Even for an episodic game, Kentucky Route Zero has had its own, peculiar sense of timing. Unhurried, seemingly without direction, but always apparently exactly where it needs to be whenever it finally gets there.

The game’s third Act, quietly released last Tuesday, eleven long, silent months after Act II, somehow both provides long-awaited rewards for those of us who have followed Conway’s meandering exploration of a gloriously impossible Kentucky back road, and actively resists any possible impulse to make up for lost time. Easily as long as the previous two acts combined, Act III stages its high point—a dreamy 80s-retro love song performed by two new characters in a seedy, nearly vacant dive bar—during the first third of its play time, and then slows down, asking Conway and Shannon to act as an incredibly unprepared tech support team, and sending the player through perhaps the most mundane text adventure game ever created.

It’s almost as if the long-delayed game were trying to put off its next interlude, staving off resolution to free itself from the responsibility of continuing—a situation familiar to Conway himself. His obligations to his past are increasingly entangled with the obligations of his companions, facing debts that cannot come due if the night never ends.

Within Kentucky Route Zero’s mythical, mutable world, bureaucracy and debt are often treated as the only stable points of reference. Places and people disappear. The same roads traveled differently lead to different destinations. Only debt is constant, building up little by little, day by day, a warm, friendly, steadying, unrelenting hand on your shoulder. When loved ones are gone, their debt remains, and even as Conway’s own body fails, he is reanimated by a payment plan, embodied in a glowing skeletal leg he cannot recognize as his own. It’s a striking image, given full resonance only when the player meets a factory full of neon, ghostly indentured workers.
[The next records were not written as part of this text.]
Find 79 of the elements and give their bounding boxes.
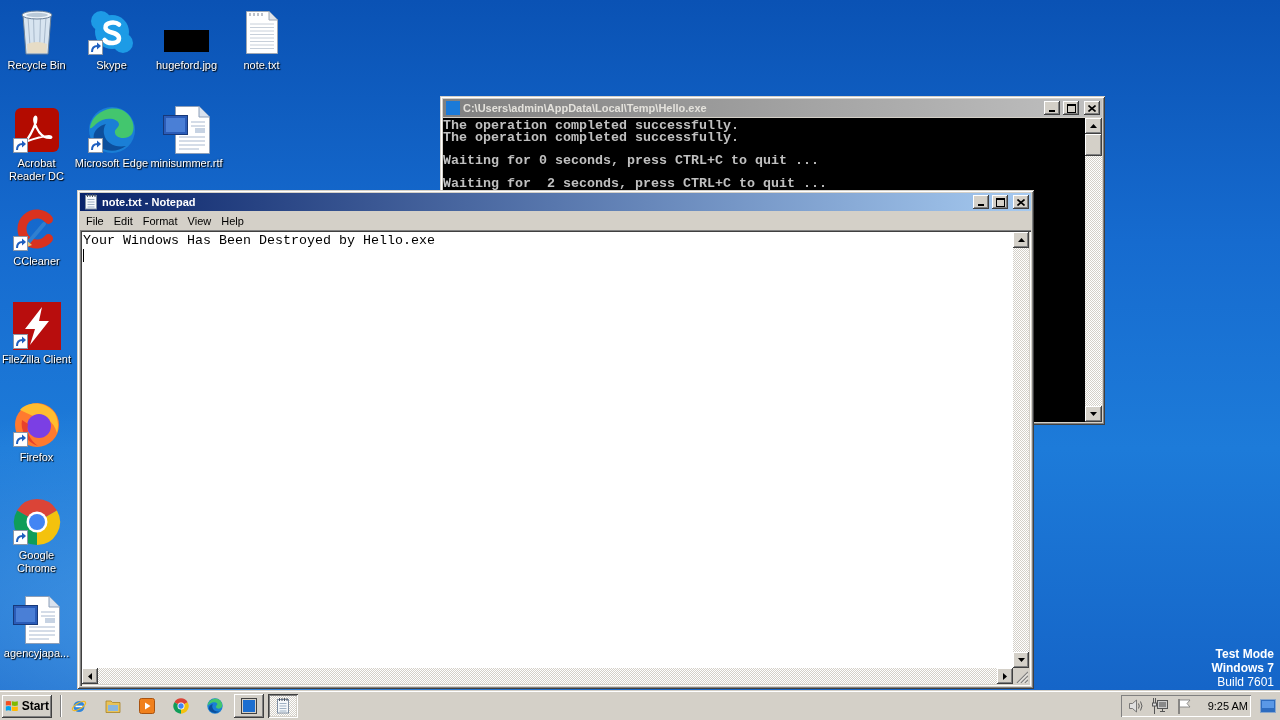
scroll-down-button[interactable] [1013, 652, 1029, 668]
vertical-scrollbar[interactable] [1013, 232, 1029, 668]
scroll-down-button[interactable] [1085, 406, 1102, 422]
document-icon[interactable] [12, 596, 61, 644]
notepad-icon [275, 698, 291, 714]
browser-icon[interactable] [71, 698, 87, 714]
desktop-icon-label[interactable]: hugeford.jpg [155, 59, 218, 72]
console-line: Waiting for 0 seconds, press CTRL+C to quit ... [443, 154, 819, 167]
close-icon [1017, 198, 1025, 206]
document-icon[interactable] [162, 106, 211, 154]
close-icon [1088, 104, 1096, 112]
triangle-left-icon [88, 672, 92, 680]
text-file-icon[interactable] [245, 10, 278, 54]
maximize-button[interactable] [1063, 101, 1079, 115]
taskbar-button[interactable] [268, 694, 298, 718]
size-grip-icon[interactable] [1016, 671, 1028, 683]
vertical-scrollbar[interactable] [1085, 118, 1102, 422]
console-line: The operation completed successfully. [443, 120, 739, 132]
desktop-icon-label[interactable]: Acrobat Reader DC [0, 157, 74, 183]
console-window-icon [241, 698, 257, 714]
console-line: Waiting for 2 seconds, press CTRL+C to quit ... [443, 177, 827, 190]
taskbar-button[interactable] [234, 694, 264, 718]
system-notice-text: Windows 7 [1211, 661, 1274, 675]
ftp-app-icon[interactable] [12, 302, 61, 350]
desktop-icon-label[interactable]: agencyjapa... [3, 647, 70, 660]
desktop-icon-label[interactable]: minisummer.rtf [150, 157, 223, 170]
flag-icon[interactable] [1175, 698, 1192, 714]
minimize-icon [978, 204, 984, 206]
console-line: The operation completed successfully. [443, 131, 739, 144]
minimize-icon [1049, 110, 1055, 112]
close-button[interactable] [1084, 101, 1100, 115]
desktop-icon-label[interactable]: Firefox [19, 451, 54, 464]
menu-item[interactable]: File [81, 212, 109, 229]
triangle-down-icon [1017, 658, 1025, 662]
desktop-icon-label[interactable]: note.txt [243, 59, 280, 72]
triangle-down-icon [1090, 412, 1097, 416]
pdf-app-icon[interactable] [14, 108, 59, 152]
scroll-left-button[interactable] [82, 668, 98, 684]
media-player-icon[interactable] [139, 698, 155, 714]
desktop-icon-label[interactable]: Microsoft Edge [74, 157, 149, 170]
scroll-thumb[interactable] [1085, 134, 1102, 156]
maximize-icon [1066, 103, 1076, 113]
menu-item[interactable]: View [182, 212, 217, 229]
notepad-icon [83, 194, 99, 210]
minimize-button[interactable] [973, 195, 989, 209]
triangle-up-icon [1090, 124, 1097, 128]
menu-item[interactable]: Edit [108, 212, 138, 229]
start-logo-icon [5, 699, 19, 713]
text-area[interactable]: Your Windows Has Been Destroyed by Hello.exe [82, 232, 1013, 668]
window-title: note.txt - Notepad [102, 196, 196, 208]
recycle-bin-icon[interactable] [20, 9, 53, 55]
menu-item[interactable]: Help [216, 212, 249, 229]
desktop-icon-label[interactable]: FileZilla Client [1, 353, 72, 366]
horizontal-scrollbar[interactable] [82, 668, 1013, 684]
clock[interactable]: 9:25 AM [1207, 700, 1248, 712]
system-notice-text: Build 7601 [1217, 675, 1274, 689]
speaker-icon[interactable] [1127, 698, 1144, 714]
maximize-icon [995, 197, 1005, 207]
desktop-icon-label[interactable]: Skype [96, 59, 127, 72]
maximize-button[interactable] [992, 195, 1008, 209]
image-thumbnail[interactable] [164, 30, 209, 52]
scroll-up-button[interactable] [1085, 118, 1102, 134]
window-title: C:\Users\admin\AppData\Local\Temp\Hello.exe [463, 102, 707, 114]
console-window-icon [446, 101, 460, 115]
scroll-right-button[interactable] [997, 668, 1013, 684]
scroll-up-button[interactable] [1013, 232, 1029, 248]
network-icon[interactable] [1151, 698, 1168, 714]
desktop-icon-label[interactable]: Recycle Bin [7, 59, 66, 72]
system-notice-text: Test Mode [1215, 647, 1274, 661]
triangle-right-icon [1003, 672, 1007, 680]
desktop-icon-label[interactable]: CCleaner [13, 255, 60, 268]
minimize-button[interactable] [1044, 101, 1060, 115]
start-button[interactable]: Start [2, 694, 52, 718]
browser-icon[interactable] [207, 698, 223, 714]
menu-item[interactable]: Format [137, 212, 183, 229]
desktop-icon-label[interactable]: Google Chrome [0, 549, 74, 575]
triangle-up-icon [1017, 238, 1025, 242]
close-button[interactable] [1013, 195, 1029, 209]
text-caret [83, 249, 84, 262]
As the game progresses, it becomes more apparent that the kaleidoscopic nature of the world is not just an aesthetic choice, a statement about human nature, but that mutability and debt are oppositional, mutually dependent strategies that characters and organizations employ to make sense of their world. While Conway and Shannon are looking for places and experiences not determined by their debts and the debts they have been left with, they also use debt, financial and otherwise, to preserve interpersonal connections. Conway carries his obligations to his employer Lysette—the final delivery for her antique shop which started and will ostensibly end the game—as a way to carry her with him as well. Neither the characters of Kentucky Route Zero nor their environments can be described by their debts, but debt functions as a point of contact, a thing that can be understood in a world that defies understanding. A stifling, constricting, oppressive, alienating thing, but measurable, durable, a tool everyone knows how to use.

Debt functions as a point of contact, a thing that can be understood in a world that defies understanding. 

It’s exactly that recapitulation of the individual within the forms and structures of the body corporate that makes Kentucky Route Zero more than just an unequivocal critique of predatory capitalism. I’ve always found it easy to get outraged when reading about mining companies that would pay their workers in scrip, redeemable only in the company store, and never quite enough to pay the expenses of living in company-owned housing. It has, at least for me however, always been an abstract outrage, a thing of history books and museums, real but indirect, particular and removed. The combination of contemporary fiction and myth in Kentucky Route Zero allows it to engage history while escaping simulation. By following Conway’s shuffling footsteps (and directing them, such as Kentucky Route Zero allows), working to help him pay off old debts and taking on new ones despite his best efforts, I am implicated in his obligations. When Conway drinks the measure of whiskey that impresses him into a new, apparently inescapable thrall, I understand both his anger and his resignation.

We all of us owe someone something.

Jake Elliott and Tamas Kemenczy still owe me two more acts for Kentucky Route Zero. I’m not in any particular hurry, though. I’m happy to relish the connection for a little while longer. The timing isn’t right yet. We have a few more hours before dawn, and the debt cannot come due if the night never ends.